The wet wood of the deck beneath my feet tilts. I move an inch, my chair shifts, and my eyes, flashing, rest on our conductor again.
“It’s alright,” he repeats to me. This time there are no words. It is spoken in the way he smiles. Even while the wet wood slips.
“Look,” says the England man, pianist. His voice I have known longest. His voice accompanied myself and my cello on another ship, another lounge, another wet wooden deck.
Upon a sea too smooth for tragedy, small boats scrabble for space amid debris. They are still departing, but their chaos of relief is distant. The crowd on the deck does not seem to be a part of us.
The Englishman smiles. His keys were left below deck, so his fingers play the air.
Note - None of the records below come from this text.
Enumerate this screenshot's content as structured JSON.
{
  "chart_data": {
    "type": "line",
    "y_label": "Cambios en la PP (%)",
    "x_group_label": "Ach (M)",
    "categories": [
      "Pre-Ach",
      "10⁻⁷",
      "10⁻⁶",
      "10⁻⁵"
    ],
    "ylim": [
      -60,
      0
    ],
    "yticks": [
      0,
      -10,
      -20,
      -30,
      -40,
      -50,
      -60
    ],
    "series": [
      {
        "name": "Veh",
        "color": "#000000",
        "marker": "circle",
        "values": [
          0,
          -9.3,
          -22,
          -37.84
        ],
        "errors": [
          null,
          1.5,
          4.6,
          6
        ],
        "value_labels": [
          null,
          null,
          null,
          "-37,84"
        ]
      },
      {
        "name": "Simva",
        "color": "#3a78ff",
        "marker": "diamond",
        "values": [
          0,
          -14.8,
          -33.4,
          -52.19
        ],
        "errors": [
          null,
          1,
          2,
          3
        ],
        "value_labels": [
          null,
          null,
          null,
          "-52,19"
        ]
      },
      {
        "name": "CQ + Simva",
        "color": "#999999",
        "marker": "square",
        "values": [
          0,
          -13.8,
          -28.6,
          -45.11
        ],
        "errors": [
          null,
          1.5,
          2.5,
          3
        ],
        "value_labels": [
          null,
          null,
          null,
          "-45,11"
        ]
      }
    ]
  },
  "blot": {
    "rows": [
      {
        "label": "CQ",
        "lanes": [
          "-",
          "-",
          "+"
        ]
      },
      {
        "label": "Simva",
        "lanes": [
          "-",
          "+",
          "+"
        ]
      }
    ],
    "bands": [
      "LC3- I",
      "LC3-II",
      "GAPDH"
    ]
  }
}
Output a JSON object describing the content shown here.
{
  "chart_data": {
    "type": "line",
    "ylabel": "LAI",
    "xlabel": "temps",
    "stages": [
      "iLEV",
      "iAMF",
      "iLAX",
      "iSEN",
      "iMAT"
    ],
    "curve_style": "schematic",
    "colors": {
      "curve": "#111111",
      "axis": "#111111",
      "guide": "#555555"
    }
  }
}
It’s a hymn we’ve struck upon, a song I barely recall, and my hands play as though drawn along by those English strokes on imagined ivory. “They are going home,” he says to our band, to our deck, to our lonely star-stabbed sky in which we are just one more prick of light.
A crowd has gathered to our playing, swaying to the music as though their world remains unbroken. We play to them from our deck. There is just the rise of the ocean and the rise of the stern, and the boats and their passengers slowly spreading from our doom-stage like spilt oil.
“They are,” I say to my fellow stars, the bands of light in this constellation circle band. I look again to the crowd gathered, the boatless watchmen. Their calm has not yet left them. Is it ignorance or is it the music that keeps them still? With my words, I acknowledge both the boats adrift and the crowd stilled. “We will play them home.”
Fear is in all of us. Fear for the groan of the ship holding us, fear for the moan of the sea that waits us, fear for the audience we have prompted to desert us and the ones who refuse to abandon. I want a desk and a pen to write a letter, and with my bow I play as though words in ink are spread upon the page by the song. A lilt for my parents, my brother. A medley for the beaches and the hotel and the French countryside of my birth. A hymn to June months and tea and sun.
It ends, our song, and we pause. Uncertain. A shipman has frozen in his task, watching us, wordless.
Our bandmaster waves at him. “You still have work to do.” And the man conducts himself away.
“Another song?” our great star inquires of his band. We begin again.
Before, at the start, we played for calm. Now, we play for urgency, action, farewell. The song is a salute. The waves have not yet reached us. Still, I can feel their pull. The sky seems higher above me, and the ocean encompasses all.
Water on my strings, my hair, soaking my suit, trailing in diamonds on my instrument, beckons me toward the sea below us. I do not recall getting wet. It might be of the lowering of the lifeboats, the hurry of the crowd and crew up and down, the rush of the earned mutiny served this vessel and her captain only at her last breaths. It might have been of shards of the ice we struck. It might have been of the embrace of the sea greeting us. It might have been a French boy’s dreams. But it is in my pocket and glistening on my shoes. And there, under my fingers and beneath our tunes, the wet wood slips. I grip again and play it through. My hands are tight, foreign. Firm. They will play to the end of the tune.
It is the finale, the sweet crescendo of the night, and the setting of our star sign into the horizon of water coming up as we finger and bow and play and the deck slides higher.
I stand, giving up my seat on a chair on a deck as I watch crew and crowd give over their seat on a boat.
The song is complete, our repertoire spent. The bandmaster nods and turns to face the sea. Hard-knuckled and salt-swept, I still hold my bow and the carved gift of the maple tree that once lived and in song has lived again. There is madness on the sea, in the heart of the ice, in the roar of the death of a ship. But in my head there is only stars and only song.
Ah, beneath my feet the vessel deck now shudders, and the wet wood slips.